The dyno confirmed what a great powerplant it was, producing 343kW of power– rather more than the 120kW of the XK 120’s original engine.
The car is fitted with air suspension and American Wilwood disc brakes – all round of course — and the superb custom leather interior is a classic Jaguar colour called suede green.
When the just-finished XK120 LM (for Le Mans) rolled off the truck last month at the Lindsay House Concours, in Sydney, it was spotted by a Melbourne collector who was at the show with his McLaren F1. He also has a Bugatti Veyron (among other toys) in his garage.
Justin explains that is was love at first sight for the Melbournian and within an hour or so a deal had been struck and he was the new owner.
“I’m actually proud that the car stayed in Australia and went to Melbourne,” he said.

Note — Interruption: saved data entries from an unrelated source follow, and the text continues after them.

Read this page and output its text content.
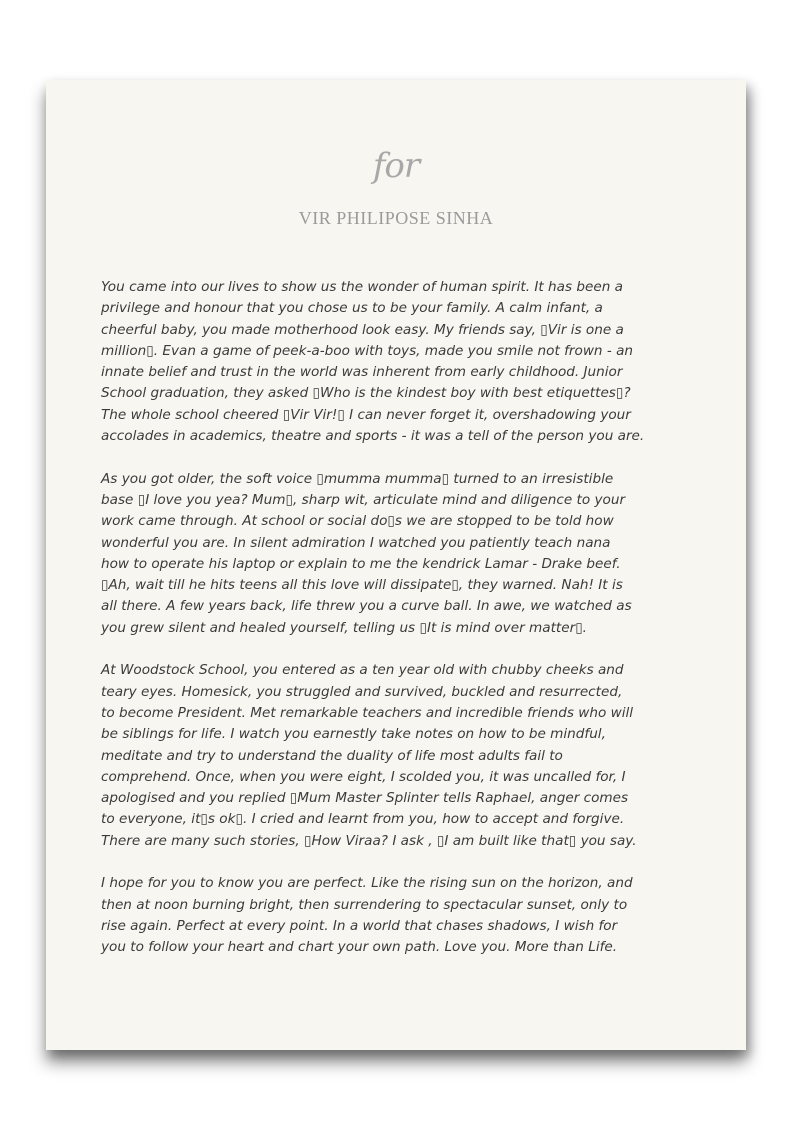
for
VIR PHILIPOSE SINHA
You came into our lives to show us the wonder of human spirit. It has been a
privilege and honour that you chose us to be your family. A calm infant, a
cheerful baby, you made motherhood look easy. My friends say, ▯Vir is one a
million▯. Evan a game of peek-a-boo with toys, made you smile not frown - an
innate belief and trust in the world was inherent from early childhood. Junior
School graduation, they asked ▯Who is the kindest boy with best etiquettes▯?
The whole school cheered ▯Vir Vir!▯ I can never forget it, overshadowing your
accolades in academics, theatre and sports - it was a tell of the person you are.
As you got older, the soft voice ▯mumma mumma▯ turned to an irresistible
base ▯I love you yea? Mum▯, sharp wit, articulate mind and diligence to your
work came through. At school or social do▯s we are stopped to be told how
wonderful you are. In silent admiration I watched you patiently teach nana
how to operate his laptop or explain to me the kendrick Lamar - Drake beef.
▯Ah, wait till he hits teens all this love will dissipate▯, they warned. Nah! It is
all there. A few years back, life threw you a curve ball. In awe, we watched as
you grew silent and healed yourself, telling us ▯It is mind over matter▯.
At Woodstock School, you entered as a ten year old with chubby cheeks and
teary eyes. Homesick, you struggled and survived, buckled and resurrected,
to become President. Met remarkable teachers and incredible friends who will
be siblings for life. I watch you earnestly take notes on how to be mindful,
meditate and try to understand the duality of life most adults fail to
comprehend. Once, when you were eight, I scolded you, it was uncalled for, I
apologised and you replied ▯Mum Master Splinter tells Raphael, anger comes
to everyone, it▯s ok▯. I cried and learnt from you, how to accept and forgive.
There are many such stories, ▯How Viraa? I ask , ▯I am built like that▯ you say.
I hope for you to know you are perfect. Like the rising sun on the horizon, and
then at noon burning bright, then surrendering to spectacular sunset, only to
rise again. Perfect at every point. In a world that chases shadows, I wish for
you to follow your heart and chart your own path. Love you. More than Life.
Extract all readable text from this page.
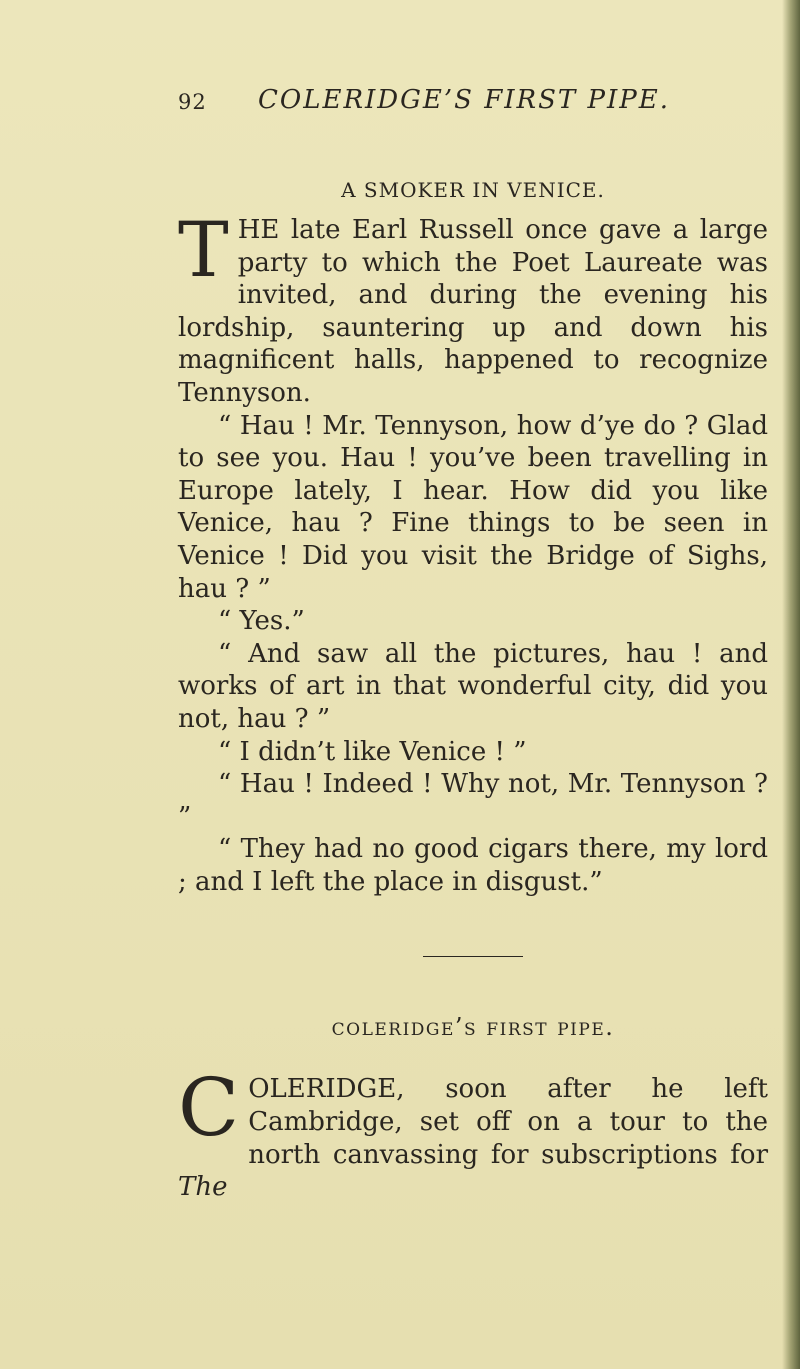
92 COLERIDGE’S FIRST PIPE.
A SMOKER IN VENICE.

THE late Earl Russell once gave a large party to which the Poet Laureate was invited, and during the evening his lordship, sauntering up and down his magnificent halls, happened to recognize Tennyson.

“ Hau ! Mr. Tennyson, how d’ye do ? Glad to see you. Hau ! you’ve been travelling in Europe lately, I hear. How did you like Venice, hau ? Fine things to be seen in Venice ! Did you visit the Bridge of Sighs, hau ? ”

“ Yes.”

“ And saw all the pictures, hau ! and works of art in that wonderful city, did you not, hau ? ”

“ I didn’t like Venice ! ”

“ Hau ! Indeed ! Why not, Mr. Tennyson ? ”

“ They had no good cigars there, my lord ; and I left the place in disgust.”

coleridge’s first pipe.

COLERIDGE, soon after he left Cambridge, set off on a tour to the north canvassing for subscriptions for The
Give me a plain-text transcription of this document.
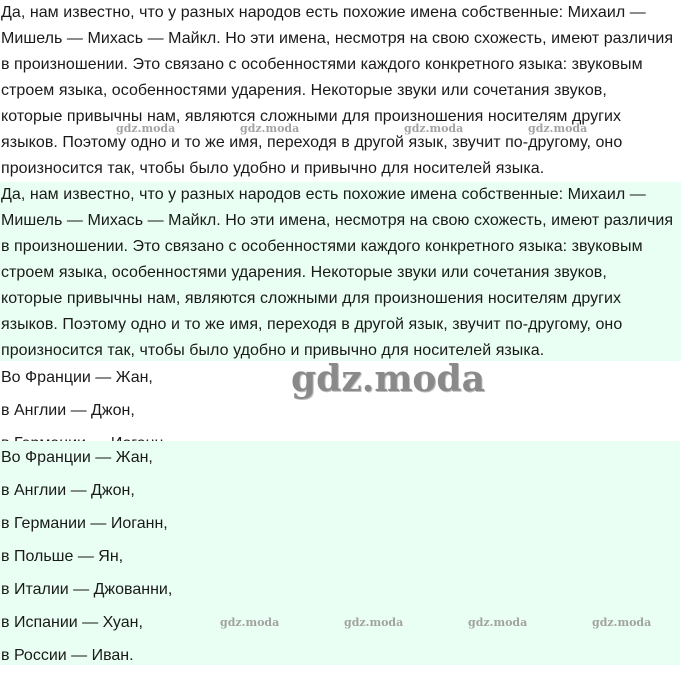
Да, нам известно, что у разных народов есть похожие имена собственные: Михаил —
Мишель — Михась — Майкл. Но эти имена, несмотря на свою схожесть, имеют различия
в произношении. Это связано с особенностями каждого конкретного языка: звуковым
строем языка, особенностями ударения. Некоторые звуки или сочетания звуков,
которые привычны нам, являются сложными для произношения носителям других
языков. Поэтому одно и то же имя, переходя в другой язык, звучит по-другому, оно
произносится так, чтобы было удобно и привычно для носителей языка.
gdz.moda	gdz.moda	gdz.moda	gdz.moda
Да, нам известно, что у разных народов есть похожие имена собственные: Михаил —
Мишель — Михась — Майкл. Но эти имена, несмотря на свою схожесть, имеют различия
в произношении. Это связано с особенностями каждого конкретного языка: звуковым
строем языка, особенностями ударения. Некоторые звуки или сочетания звуков,
которые привычны нам, являются сложными для произношения носителям других
языков. Поэтому одно и то же имя, переходя в другой язык, звучит по-другому, оно
произносится так, чтобы было удобно и привычно для носителей языка.
Во Франции — Жан,
в Англии — Джон,
gdz.moda
Во Франции — Жан,
в Англии — Джон,
в Германии — Иоганн,
в Польше — Ян,
в Италии — Джованни,
в Испании — Хуан,
в России — Иван.
gdz.moda	gdz.moda	gdz.moda	gdz.moda
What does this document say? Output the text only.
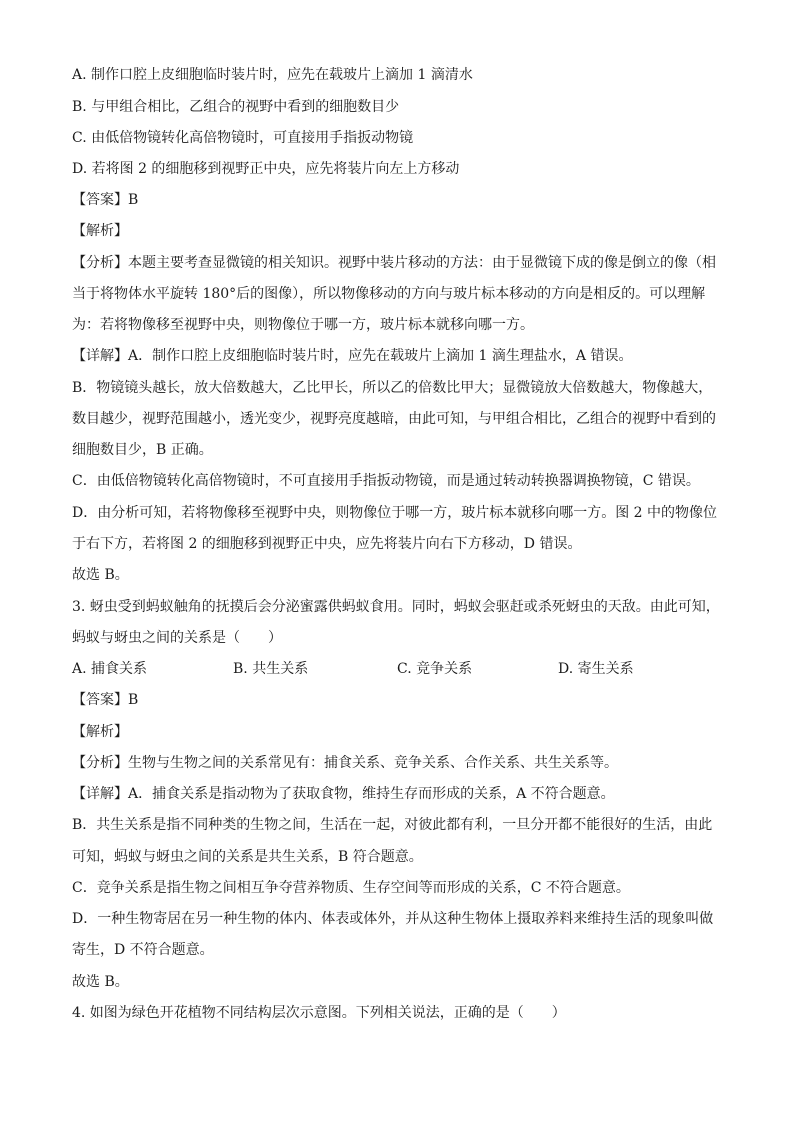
A. 制作口腔上皮细胞临时装片时，应先在载玻片上滴加 1 滴清水
B. 与甲组合相比，乙组合的视野中看到的细胞数目少
C. 由低倍物镜转化高倍物镜时，可直接用手指扳动物镜
D. 若将图 2 的细胞移到视野正中央，应先将装片向左上方移动
【答案】B
【解析】
【分析】本题主要考查显微镜的相关知识。视野中装片移动的方法：由于显微镜下成的像是倒立的像（相
当于将物体水平旋转 180°后的图像），所以物像移动的方向与玻片标本移动的方向是相反的。可以理解
为：若将物像移至视野中央，则物像位于哪一方，玻片标本就移向哪一方。
【详解】A．制作口腔上皮细胞临时装片时，应先在载玻片上滴加 1 滴生理盐水，A 错误。
B．物镜镜头越长，放大倍数越大，乙比甲长，所以乙的倍数比甲大；显微镜放大倍数越大，物像越大，
数目越少，视野范围越小，透光变少，视野亮度越暗，由此可知，与甲组合相比，乙组合的视野中看到的
细胞数目少，B 正确。
C．由低倍物镜转化高倍物镜时，不可直接用手指扳动物镜，而是通过转动转换器调换物镜，C 错误。
D．由分析可知，若将物像移至视野中央，则物像位于哪一方，玻片标本就移向哪一方。图 2 中的物像位
于右下方，若将图 2 的细胞移到视野正中央，应先将装片向右下方移动，D 错误。
故选 B。
3. 蚜虫受到蚂蚁触角的抚摸后会分泌蜜露供蚂蚁食用。同时，蚂蚁会驱赶或杀死蚜虫的天敌。由此可知，
蚂蚁与蚜虫之间的关系是（　　）
A. 捕食关系	B. 共生关系	C. 竞争关系	D. 寄生关系
【答案】B
【解析】
【分析】生物与生物之间的关系常见有：捕食关系、竞争关系、合作关系、共生关系等。
【详解】A．捕食关系是指动物为了获取食物，维持生存而形成的关系，A 不符合题意。
B．共生关系是指不同种类的生物之间，生活在一起，对彼此都有利，一旦分开都不能很好的生活，由此
可知，蚂蚁与蚜虫之间的关系是共生关系，B 符合题意。
C．竞争关系是指生物之间相互争夺营养物质、生存空间等而形成的关系，C 不符合题意。
D．一种生物寄居在另一种生物的体内、体表或体外，并从这种生物体上摄取养料来维持生活的现象叫做
寄生，D 不符合题意。
故选 B。
4. 如图为绿色开花植物不同结构层次示意图。下列相关说法，正确的是（　　）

The new owner agreed that his just-acquired beautiful black Jag should honour its appointment in the United States last month for The Quail motorsports gathering near Pebble Beach.
Justin was thrilled the car was accepted for the show but he was “completely blown away” when it won the custom coachwork award.
“It was such a privilege and honour to show my car at this amazing event,” he added.
This month, the XK is off across the Atlantic to the UK where it will be on show at the Blenheim Palace Concours and then for a day gracing the grounds of the country estate of the founder of Jaguar, Sir Williams Lyons.
While some Jaguar purists might not approve of customising any car that wears the legendary badge (let alone a classic XK120 coupe), they should know that Jaguar’s recently retired design boss, Ian Callum, generously wrote to Justin saying he has no doubt that Sir William would have approved.
But it didn’t end there.
Callum’s successor, Julian Thompson, is reported as having asked: ”Can we put it in our design studio?”
“We have just moved to a fantastic new facility. I would love to have it on display. My team could find it truly inspiring.”